Why ICS security startup Dragos’ CEO puts a premium on people not profits

Written in its company’s handbook, there’s one rule for working at Dragos. “Don’t be an asshole.”

“The first key to our success is our people and that we hire good people,” said Robert Lee, the company’s founder and chief executive, in an interview with TechCrunch. “I think building a successful team is about having a standard and saying that I expect you all to be adults and not need a million HR policies,” he said.

Lee’s management approach revolves around his company’s greatest asset — his staff.
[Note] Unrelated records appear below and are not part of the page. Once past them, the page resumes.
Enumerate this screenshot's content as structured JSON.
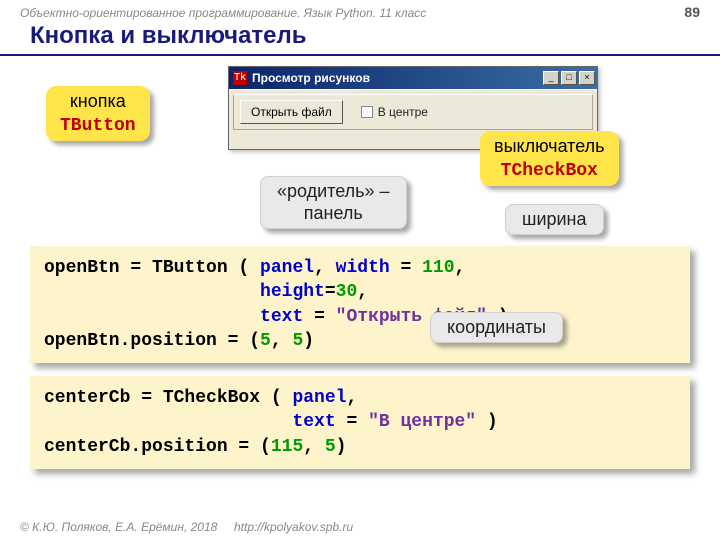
{
  "header": {
    "course": "Объектно-ориентированное программирование. Язык Python. 11 класс",
    "page": "89"
  },
  "title": "Кнопка и выключатель",
  "window": {
    "title": "Просмотр рисунков",
    "icon": "Tk",
    "minimize": "_",
    "maximize": "□",
    "close": "×",
    "button_label": "Открыть файл",
    "checkbox_label": "В центре"
  },
  "notes": {
    "button_word": "кнопка",
    "button_class": "TButton",
    "checkbox_word": "выключатель",
    "checkbox_class": "TCheckBox"
  },
  "callouts": {
    "parent_l1": "«родитель» –",
    "parent_l2": "панель",
    "width": "ширина",
    "coord": "координаты"
  },
  "code1": {
    "l1a": "openBtn = TButton ( ",
    "l1b": "panel",
    "l1c": ", ",
    "l1d": "width",
    "l1e": " = ",
    "l1f": "110",
    "l1g": ",",
    "l2a": "                    ",
    "l2b": "height",
    "l2c": "=",
    "l2d": "30",
    "l2e": ",",
    "l3a": "                    ",
    "l3b": "text",
    "l3c": " = ",
    "l3d": "\"Открыть файл\"",
    "l3e": " )",
    "l4a": "openBtn.position = (",
    "l4b": "5",
    "l4c": ", ",
    "l4d": "5",
    "l4e": ")"
  },
  "code2": {
    "l1a": "centerCb = TCheckBox ( ",
    "l1b": "panel",
    "l1c": ",",
    "l2a": "                       ",
    "l2b": "text",
    "l2c": " = ",
    "l2d": "\"В центре\"",
    "l2e": " )",
    "l3a": "centerCb.position = (",
    "l3b": "115",
    "l3c": ", ",
    "l3d": "5",
    "l3e": ")"
  },
  "footer": {
    "copy": "© К.Ю. Поляков, Е.А. Ерёмин, 2018",
    "url": "http://kpolyakov.spb.ru"
  }
}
With 125 employees, the company has seen rapid growth since its founding in 2016 but puts great importance on maintaining the company’s relaxed but productive culture.
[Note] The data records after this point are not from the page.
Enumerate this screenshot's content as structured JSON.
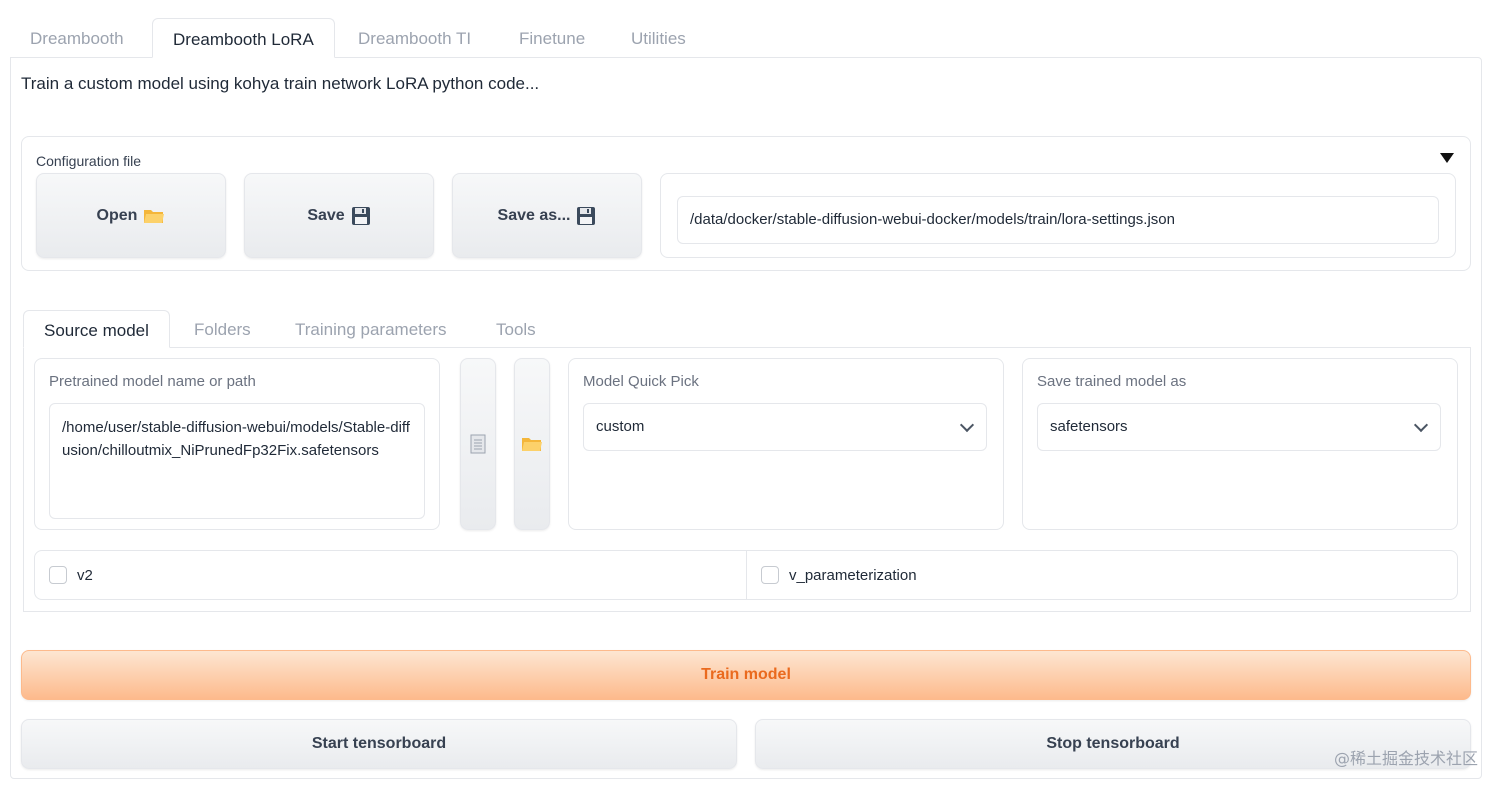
{
  "top_tabs": [
    {
      "label": "Dreambooth"
    },
    {
      "label": "Dreambooth LoRA"
    },
    {
      "label": "Dreambooth TI"
    },
    {
      "label": "Finetune"
    },
    {
      "label": "Utilities"
    }
  ],
  "description": "Train a custom model using kohya train network LoRA python code...",
  "config": {
    "label": "Configuration file",
    "open_label": "Open",
    "save_label": "Save",
    "save_as_label": "Save as...",
    "path_value": "/data/docker/stable-diffusion-webui-docker/models/train/lora-settings.json"
  },
  "sub_tabs": [
    {
      "label": "Source model"
    },
    {
      "label": "Folders"
    },
    {
      "label": "Training parameters"
    },
    {
      "label": "Tools"
    }
  ],
  "source_model": {
    "pretrained_label": "Pretrained model name or path",
    "pretrained_value": "/home/user/stable-diffusion-webui/models/Stable-diffusion/chilloutmix_NiPrunedFp32Fix.safetensors",
    "quick_pick_label": "Model Quick Pick",
    "quick_pick_value": "custom",
    "save_as_label": "Save trained model as",
    "save_as_value": "safetensors",
    "v2_label": "v2",
    "v_param_label": "v_parameterization"
  },
  "actions": {
    "train_label": "Train model",
    "start_tb_label": "Start tensorboard",
    "stop_tb_label": "Stop tensorboard"
  },
  "watermark": "@稀土掘金技术社区",
  "colors": {
    "accent": "#ea6a1e",
    "train_bg": "#fdba8c"
  },
  "icons": {
    "open": "folder-icon",
    "save": "floppy-disk-icon",
    "file": "document-icon",
    "folder": "folder-icon"
  }
}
Lee said he doesn’t want to change its culture dynamics by growing too fast, micromanaging, or burdening his staff with strict expense policies. “If you’re stuck laid over at night, but you see there’s one seat left on a redeye and it’s a first class seat that’s going to cost six times more but it gets you home — go for it,” he said.

But he doesn’t compromise on his “don’t be an asshole” rule. “Say something sexist and a Slack channel? Yeah, you’re fired,” he said.

Lee founded Dragos after working as a former cyber warfare operations officer at the National Security Agency. Dragos works to secure industrial control systems (ICS), the necessary devices crucial to the continued operations of power plants, energy suppliers and other critical infrastructure.

Lee described ICS security as “all of the things in I.T. plus physics.” In other words, it’s about finding the threats targeting critical infrastructure facilities and understanding how the hackers work in order to stop hackers from controlling the gas turbines in power facility, for example.

Once a plot from a science fiction film, powerful malware like Stuxnet and Triton have emerged in recent years and targeted facilities — with near-disastrous consequences.